Louis George Bouche | ||
Birth Date: March 18, 1896 |
||
Death Date: August 7, 1969 Artist Gallery |
||
Born in New York City to French parents, Louis Bouché was encouraged as a child to draw. His grandfather was a Barbizon painter, a friend of Millet and Daubigny. His father, Henri L Bouché, an architectural decorator, worked with the major turn-of-the-century architects designing interiors, such as the Breakers in Newport, Rhode Island and the Oak Room in the Plaza Hotel, New York City.
At the age 12, following the death of his father, Bouché was taken to France by his mother.
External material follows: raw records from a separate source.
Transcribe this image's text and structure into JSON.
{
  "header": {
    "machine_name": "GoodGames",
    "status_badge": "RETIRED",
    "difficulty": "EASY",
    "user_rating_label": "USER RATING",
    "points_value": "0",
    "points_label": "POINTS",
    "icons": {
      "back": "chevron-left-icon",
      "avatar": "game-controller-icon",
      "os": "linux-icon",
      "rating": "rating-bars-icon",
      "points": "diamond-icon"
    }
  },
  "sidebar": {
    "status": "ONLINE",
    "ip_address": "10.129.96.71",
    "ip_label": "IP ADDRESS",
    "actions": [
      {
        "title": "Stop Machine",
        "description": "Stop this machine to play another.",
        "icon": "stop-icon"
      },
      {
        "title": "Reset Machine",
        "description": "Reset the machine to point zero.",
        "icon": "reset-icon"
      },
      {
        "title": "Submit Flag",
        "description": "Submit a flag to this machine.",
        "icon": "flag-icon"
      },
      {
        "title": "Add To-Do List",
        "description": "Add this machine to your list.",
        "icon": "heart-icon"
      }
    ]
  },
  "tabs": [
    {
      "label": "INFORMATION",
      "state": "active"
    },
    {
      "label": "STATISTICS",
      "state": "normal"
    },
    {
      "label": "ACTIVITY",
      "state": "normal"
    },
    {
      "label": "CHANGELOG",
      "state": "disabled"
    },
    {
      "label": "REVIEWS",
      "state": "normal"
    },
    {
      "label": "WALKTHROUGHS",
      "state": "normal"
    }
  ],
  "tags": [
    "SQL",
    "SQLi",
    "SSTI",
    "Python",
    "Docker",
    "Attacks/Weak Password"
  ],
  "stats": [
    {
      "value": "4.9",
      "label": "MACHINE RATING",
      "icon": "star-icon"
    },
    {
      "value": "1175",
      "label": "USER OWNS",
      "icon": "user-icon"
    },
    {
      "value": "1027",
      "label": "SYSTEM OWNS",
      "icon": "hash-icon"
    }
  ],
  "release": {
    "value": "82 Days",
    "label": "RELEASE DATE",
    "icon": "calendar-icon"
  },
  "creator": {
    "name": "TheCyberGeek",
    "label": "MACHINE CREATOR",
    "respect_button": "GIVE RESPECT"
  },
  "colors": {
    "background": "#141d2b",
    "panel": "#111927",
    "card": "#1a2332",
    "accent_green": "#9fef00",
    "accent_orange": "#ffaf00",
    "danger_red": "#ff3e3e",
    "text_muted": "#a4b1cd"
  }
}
In Paris, he studied at the Atelier Colarossi, the Academié de la Grand Chaumiere and the Ecoloe des Beaus-Arts.
Returning to the United States in 1915, Bouché continued his formal art training at the Art Students League until 1916 and eventually becoming one of their teachers for many years. After serving in the United States Navy, he resumed his painting career.
Bouché established his reputation as a muralist and as a painter of representational, picturesque genre scenes. In addition to landscapes, Bouché was intrigues by urban interiors, such as barbershops, bowling alleys, cheap flats and theatrical dressing rooms. In fact, when the Pennsylvania Railroad wanted an artist to paint murals for its new streamlined club cars a generation later, the choice fell logically on Louis Bouché. Because he enjoyed good cigars, good brandy and told good stories about his famous friends, he was temperamentally suited to decorate a club car.
For many years he kept a studio on West Tenth Street and also painted murals at Radio City Music Hall, the Justice and Interior Departments in Washington D.C. and the Eisenhower Foundation building in Abilene, Kansas.